女性の場合は、高等学校までは化粧禁止であるものの、いきなり大学・会社員になると練習期間なしで化粧を強要される。顔を洗い歯を磨くなど、最低限不潔でなければ問題ないはずだ。しかし口紅やらアイシャドウやら「不潔にならないためのもの」から逸脱するものも「社会人の常識」とか「流行」として取り上げられ、これを行わないものは何らかの矯正をされるか、あるいは嫌がらせの対象になる。なんでも「アイツは自意識過剰なビッチ女」だとか言われて。
性差別の問題点
このように性差別を用いて社会から人を排斥することは、労働人口の減少ひいては経済の停滞につながるのではないかと懸念される。よく労働に関する人手不足や少子化が言われているが、これによって排斥された人間が死んでいくことでこれらの問題を助長しているのではないか。言い換えると、「アイツキモい」とか「アイツ邪魔」が差別を生み、それが経済的損失を産んでいるというわけだ。問題を声高に叫んでいる側が原因を作っていたというこれまた滑稽な話だ。問題を叫ぶのは勝手だし、原因が見えていないのか見えないふりをしているのかわからないが、それきちんと考察しましょうか。それを無視して問題だけを叫んでいるのは、解決する気がないのと同じだ。
性差別への改善案
解決法が2つある。まず穴をあける社員が邪魔だ、ということだが、これは穴を作ることに対する認識そのものを改める必要がある。確かに穴が開いてしまっては業務に影響が出るのだが、それは穴が開いては維持できないほど完璧にこだわりすぎているのが原因ではないか。穴が少しでも開いたら維持できなくなるのはそもそもその事業体のキャパシティを超えており、遂行ができないことを意味する。したがって、穴が開いても遂行に問題ないようなレベルの業務のみを発注するか、完成品の質を穴が開いても余裕をもって完成させられる程度のものに調整するべきである。あるいは、穴が開いた時のために補充要員を確保しておく。もちろんこの場合正常稼働時は余りとなるのだが、このような場合は全社員の負担が和らぐという利益につながる。また、穴が開いたときは目的通りその補充要員として動くことが可能である。

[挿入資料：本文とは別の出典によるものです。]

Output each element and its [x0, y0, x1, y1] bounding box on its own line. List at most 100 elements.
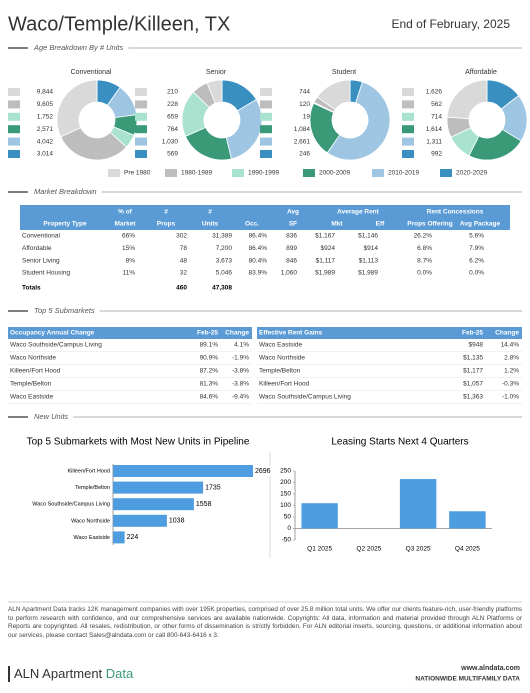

「あいつキモい」からくる差別を解消する方法はさらに難しい。多様性に寛容な社会になるべく、学校や会社では、その業務に関係のない規則や不文律を廃止していくことから始まる計画の策定が必要であろう。もしそれで差別や嫌がらせを受けた場合、その記録をとることを促す。また、もみ消される懸念が大いにあるので、組織内での相談はさせず、すぐに外部に出されるよう促すことが肝要ではないか。